Russia reasserted itself as the Gazprom nation. Iran is inescapably the key regional power in the Middle East. I have heard from a few investment bankers what their wet dream is all about -- it’s the Bush administration’s dream, for that matter: the world as a Green Zone guarded by Blackwater types, everything privatized, provided Halliburton-style, and “out there” a Mad Max Red Zone. In this sense Baghdad is a living metaphor of the future. That’s what the Bush administration accomplished. So in this sense they are “winning” the war on Iraq.

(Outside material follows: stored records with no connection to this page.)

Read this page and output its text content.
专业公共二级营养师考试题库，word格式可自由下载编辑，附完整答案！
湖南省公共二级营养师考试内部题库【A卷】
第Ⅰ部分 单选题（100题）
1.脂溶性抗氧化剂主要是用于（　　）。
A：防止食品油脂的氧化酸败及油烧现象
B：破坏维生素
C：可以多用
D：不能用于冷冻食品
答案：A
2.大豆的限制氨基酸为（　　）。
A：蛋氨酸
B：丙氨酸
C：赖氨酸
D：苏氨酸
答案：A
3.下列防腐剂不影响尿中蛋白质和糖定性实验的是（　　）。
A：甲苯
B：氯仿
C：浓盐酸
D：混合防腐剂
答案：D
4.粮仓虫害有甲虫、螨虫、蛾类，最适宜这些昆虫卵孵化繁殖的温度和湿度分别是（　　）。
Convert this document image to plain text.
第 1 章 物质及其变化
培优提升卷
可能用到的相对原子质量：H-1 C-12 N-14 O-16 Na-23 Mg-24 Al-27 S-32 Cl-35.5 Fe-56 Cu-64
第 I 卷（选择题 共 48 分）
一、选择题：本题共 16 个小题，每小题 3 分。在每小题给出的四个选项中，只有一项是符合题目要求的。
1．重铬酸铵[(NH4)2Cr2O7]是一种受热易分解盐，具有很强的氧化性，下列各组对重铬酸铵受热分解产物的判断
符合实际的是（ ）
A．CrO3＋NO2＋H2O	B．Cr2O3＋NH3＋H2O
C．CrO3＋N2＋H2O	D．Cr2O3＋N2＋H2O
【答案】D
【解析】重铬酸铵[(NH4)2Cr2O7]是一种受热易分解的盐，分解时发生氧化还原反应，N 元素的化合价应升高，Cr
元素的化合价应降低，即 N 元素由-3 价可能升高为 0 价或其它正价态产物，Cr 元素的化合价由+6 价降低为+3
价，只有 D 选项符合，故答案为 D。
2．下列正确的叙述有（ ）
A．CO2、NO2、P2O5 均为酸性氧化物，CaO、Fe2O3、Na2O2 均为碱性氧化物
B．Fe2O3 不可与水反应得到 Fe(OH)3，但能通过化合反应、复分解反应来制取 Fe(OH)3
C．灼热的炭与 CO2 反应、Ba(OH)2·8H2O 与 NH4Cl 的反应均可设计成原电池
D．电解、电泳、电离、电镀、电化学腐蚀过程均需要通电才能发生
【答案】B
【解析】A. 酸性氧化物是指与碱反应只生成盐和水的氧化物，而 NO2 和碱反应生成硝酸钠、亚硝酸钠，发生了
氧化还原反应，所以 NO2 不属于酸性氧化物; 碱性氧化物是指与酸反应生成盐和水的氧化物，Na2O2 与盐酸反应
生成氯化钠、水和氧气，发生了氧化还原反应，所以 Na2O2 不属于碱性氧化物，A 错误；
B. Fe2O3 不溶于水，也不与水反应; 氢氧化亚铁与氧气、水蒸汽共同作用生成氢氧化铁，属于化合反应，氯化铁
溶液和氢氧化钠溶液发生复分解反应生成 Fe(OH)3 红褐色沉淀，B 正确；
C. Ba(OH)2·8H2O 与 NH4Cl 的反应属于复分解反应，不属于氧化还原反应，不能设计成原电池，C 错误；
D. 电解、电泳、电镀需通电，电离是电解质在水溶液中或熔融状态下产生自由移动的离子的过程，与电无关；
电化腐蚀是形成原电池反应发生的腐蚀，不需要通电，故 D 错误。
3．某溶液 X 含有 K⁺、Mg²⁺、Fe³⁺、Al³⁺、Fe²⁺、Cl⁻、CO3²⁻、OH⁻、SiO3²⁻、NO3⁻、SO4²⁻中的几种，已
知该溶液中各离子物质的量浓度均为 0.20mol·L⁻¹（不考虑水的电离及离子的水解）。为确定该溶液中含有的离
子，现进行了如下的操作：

They get a key node in the worldwide empire of military bases, thus fulfilling “national security interests”. The invasion, occupation and fake “reconstruction” was a huge privatized bash -- bound to be replicated further -- and created with public funds, Mafia racket-style. Now they need “just” an icing on the cake: the Iraqi oil law -- which any Iraqi government would accept at the price of endless civil war. None of this, of course, fits into the mainstream/corporate media officially sanctioned narrative, with its avalanche of “benchmarks” measuring “success”.

MB -- How is it that the context of current U.S. pressure on Iran is kept almost completely separate from that of Iraq? It is as if the U.S. has been given a clean slate, a fresh historical starting point. Up until the release of the NIE summary few journalists chose to frame the ‘concerns’ and ‘beliefs’ of the U.S. towards Iran in the context of the illegal invasion of its neighbor. Since the release of the document the mainstream media, which for the most part sold the fabrications of WMDs in Iraq, is now questioning this new intelligence on the basis of Iraq’s intelligence ‘mistakes’. In your opinion is this coincidental conversion with powerful rhetoric borne out of faithful concern?

PE – Iran and Iraq cannot be covered as separate stories. The disaster perpetrated by the Bush administration in Iraq worked to the benefit of Iran. There’s no possibility of an Iraqi government… not enjoying very close relations with Iran…

Before the NIE estimate the U.S. mainstream/corporate media was all out bent on war, uncritically accepting even torpid variations of the demonization campaign, such as “Iranian weapons” killing U.S. soldiers in Iraq. I could bet a case of sublime Bordeaux that post-NIE, the U.S. corporate media will accept any other excuse the neocons may come up with to once again demonize Iran. Because the ultimate goal has nothing to do with the nuclear issue: it’s about regime change. The neocons are so desperate that they would go for a false flag operation, or a Gulf of Tonkin gambit, to get their war. Corporate media also loves wars. The 1991 (Persian) Gulf War made CNN. The Bush administration still has enough time to wreak havoc -- and provoke a new war, or at least a new civil war. That’s what they do best. They did it in Iraq, in Gaza, in Somalia, and the next is Lebanon. They are trying in Iran -– by financing the PJAK, the sister arm of the Kurdish PKK. And they won’t stop trying. As for mainstream/corporate media, forget it. It simply cannot speak truth to power because it’s embedded with power.